Fortunately, the 1967 version of Casino Royale was not the last. In fact, the most recent adaptation is the result of various corporate takeovers. The 1967 Casino Royale was produced by Columbia Pictures. In 1989 Columbia was taken over by Japanese electronics conglomerate Sony. The studio was rechristened Sony Pictures Entertainment, a division of Sony which would not include Columbia, but eventually Merv Griffith Entertainment, Chuck Barris Productions, Filmways Inc., American International Pictures, and several other companies. It was in the Nineties that Sony Pictures Entertainment expressed a desire to not only make a serious version of Casino Royale, but a third version of Kevin McClory's Thunderball (the first two being Thunderball and the 1983 film Never Say Never Again). Sony's plans were thwarted when MGM/UA took legal action, the end result of which is that MGM/UA won the sole rights to the character of James Bond. Sony then traded MGM/UA its rights to Casino Royale for the rights MGM/UA had in part to Spider-Man. Oddly enough, even though nothing now kept EON Productions from making an official version of Casino Royale, one would not materialise for some time. As it was, Sony would have their revenge. Sony and a consortium made up of Comcast, the Texas Pacific Group, and Providence Equity Partners acquired MGM/UA on April 8, 2005. The end result of this is that Sony would ultimately be the power behind the latest adaptation of Casino Royale. It was in 2005 that it was announced that the first Bond novel would finally be adapted as part of EON Productions' official Bond franchise.
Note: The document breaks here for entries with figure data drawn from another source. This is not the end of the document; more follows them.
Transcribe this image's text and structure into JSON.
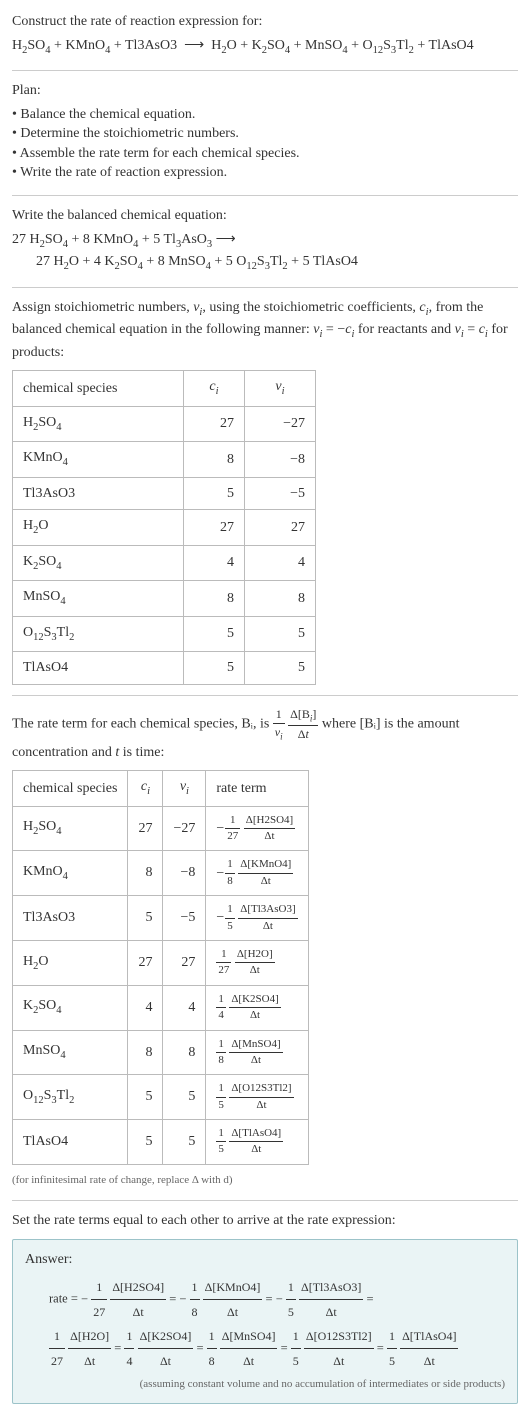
{
  "header": {
    "construct_line": "Construct the rate of reaction expression for:",
    "equation_lhs": "H₂SO₄ + KMnO₄ + Tl3AsO3",
    "equation_arrow": "⟶",
    "equation_rhs": "H₂O + K₂SO₄ + MnSO₄ + O₁₂S₃Tl₂ + TlAsO4"
  },
  "plan": {
    "title": "Plan:",
    "items": [
      "Balance the chemical equation.",
      "Determine the stoichiometric numbers.",
      "Assemble the rate term for each chemical species.",
      "Write the rate of reaction expression."
    ]
  },
  "balanced": {
    "title": "Write the balanced chemical equation:",
    "line1": "27 H₂SO₄ + 8 KMnO₄ + 5 Tl₃AsO₃ ⟶",
    "line2": "27 H₂O + 4 K₂SO₄ + 8 MnSO₄ + 5 O₁₂S₃Tl₂ + 5 TlAsO4"
  },
  "assign_text": {
    "part1": "Assign stoichiometric numbers, νᵢ, using the stoichiometric coefficients, cᵢ, from the balanced chemical equation in the following manner: νᵢ = −cᵢ for reactants and νᵢ = cᵢ for products:"
  },
  "table1": {
    "headers": [
      "chemical species",
      "cᵢ",
      "νᵢ"
    ],
    "col_widths": [
      "150px",
      "40px",
      "50px"
    ],
    "rows": [
      {
        "species": "H₂SO₄",
        "c": "27",
        "v": "−27"
      },
      {
        "species": "KMnO₄",
        "c": "8",
        "v": "−8"
      },
      {
        "species": "Tl3AsO3",
        "c": "5",
        "v": "−5"
      },
      {
        "species": "H₂O",
        "c": "27",
        "v": "27"
      },
      {
        "species": "K₂SO₄",
        "c": "4",
        "v": "4"
      },
      {
        "species": "MnSO₄",
        "c": "8",
        "v": "8"
      },
      {
        "species": "O₁₂S₃Tl₂",
        "c": "5",
        "v": "5"
      },
      {
        "species": "TlAsO4",
        "c": "5",
        "v": "5"
      }
    ]
  },
  "rate_term_text": {
    "part1": "The rate term for each chemical species, Bᵢ, is ",
    "part2": " where [Bᵢ] is the amount concentration and ",
    "part3": " is time:",
    "t_var": "t"
  },
  "table2": {
    "headers": [
      "chemical species",
      "cᵢ",
      "νᵢ",
      "rate term"
    ],
    "rows": [
      {
        "species": "H₂SO₄",
        "c": "27",
        "v": "−27",
        "sign": "−",
        "fnum": "1",
        "fden": "27",
        "dnum": "Δ[H2SO4]",
        "dden": "Δt"
      },
      {
        "species": "KMnO₄",
        "c": "8",
        "v": "−8",
        "sign": "−",
        "fnum": "1",
        "fden": "8",
        "dnum": "Δ[KMnO4]",
        "dden": "Δt"
      },
      {
        "species": "Tl3AsO3",
        "c": "5",
        "v": "−5",
        "sign": "−",
        "fnum": "1",
        "fden": "5",
        "dnum": "Δ[Tl3AsO3]",
        "dden": "Δt"
      },
      {
        "species": "H₂O",
        "c": "27",
        "v": "27",
        "sign": "",
        "fnum": "1",
        "fden": "27",
        "dnum": "Δ[H2O]",
        "dden": "Δt"
      },
      {
        "species": "K₂SO₄",
        "c": "4",
        "v": "4",
        "sign": "",
        "fnum": "1",
        "fden": "4",
        "dnum": "Δ[K2SO4]",
        "dden": "Δt"
      },
      {
        "species": "MnSO₄",
        "c": "8",
        "v": "8",
        "sign": "",
        "fnum": "1",
        "fden": "8",
        "dnum": "Δ[MnSO4]",
        "dden": "Δt"
      },
      {
        "species": "O₁₂S₃Tl₂",
        "c": "5",
        "v": "5",
        "sign": "",
        "fnum": "1",
        "fden": "5",
        "dnum": "Δ[O12S3Tl2]",
        "dden": "Δt"
      },
      {
        "species": "TlAsO4",
        "c": "5",
        "v": "5",
        "sign": "",
        "fnum": "1",
        "fden": "5",
        "dnum": "Δ[TlAsO4]",
        "dden": "Δt"
      }
    ]
  },
  "infinitesimal_note": "(for infinitesimal rate of change, replace Δ with d)",
  "set_equal_text": "Set the rate terms equal to each other to arrive at the rate expression:",
  "answer": {
    "label": "Answer:",
    "rate_prefix": "rate = ",
    "terms": [
      {
        "sign": "−",
        "fnum": "1",
        "fden": "27",
        "dnum": "Δ[H2SO4]",
        "dden": "Δt",
        "eq_after": " = "
      },
      {
        "sign": "−",
        "fnum": "1",
        "fden": "8",
        "dnum": "Δ[KMnO4]",
        "dden": "Δt",
        "eq_after": " = "
      },
      {
        "sign": "−",
        "fnum": "1",
        "fden": "5",
        "dnum": "Δ[Tl3AsO3]",
        "dden": "Δt",
        "eq_after": " = "
      },
      {
        "sign": "",
        "fnum": "1",
        "fden": "27",
        "dnum": "Δ[H2O]",
        "dden": "Δt",
        "eq_after": " = "
      },
      {
        "sign": "",
        "fnum": "1",
        "fden": "4",
        "dnum": "Δ[K2SO4]",
        "dden": "Δt",
        "eq_after": " = "
      },
      {
        "sign": "",
        "fnum": "1",
        "fden": "8",
        "dnum": "Δ[MnSO4]",
        "dden": "Δt",
        "eq_after": " = "
      },
      {
        "sign": "",
        "fnum": "1",
        "fden": "5",
        "dnum": "Δ[O12S3Tl2]",
        "dden": "Δt",
        "eq_after": " = "
      },
      {
        "sign": "",
        "fnum": "1",
        "fden": "5",
        "dnum": "Δ[TlAsO4]",
        "dden": "Δt",
        "eq_after": ""
      }
    ],
    "assumption": "(assuming constant volume and no accumulation of intermediates or side products)"
  },
  "colors": {
    "text": "#333333",
    "rule": "#cccccc",
    "table_border": "#bbbbbb",
    "answer_bg": "#eaf4f5",
    "answer_border": "#9cc3c9",
    "note": "#666666"
  }
}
I have not seen the latest version of Casino Royale yet, but from what little I have heard it is more loyal to the novel than previous versions. At the very least the card game between 007 and Le Chiffre occupies centre stage. That having been said, I also know that the movie does take some liberties. In the novel the Casino Royale is set in France. In the latest movie it is located in Montenegro. And while in the novel it is a baccarat game in which Bond faces Le Chiffre, in the newest movie, it is poker (which always seemed more Bondian to me than baccarat than anyhow...). All of this having been said, it has been years since a Bond movie has been based on one of Ian Fleming's novels or stories and even longer since a Bond movie has been even vaguely loyal to one of Ian Fleming's novels or stories (by way of example, Moonraker....). For me, then, it will suffice that the latest film adaptation of Casino Royale is loyal to the spirit of the novel, if not the letter of it. After all, no TV or film version of the novel has yet been loyal to the spirit of the book yet.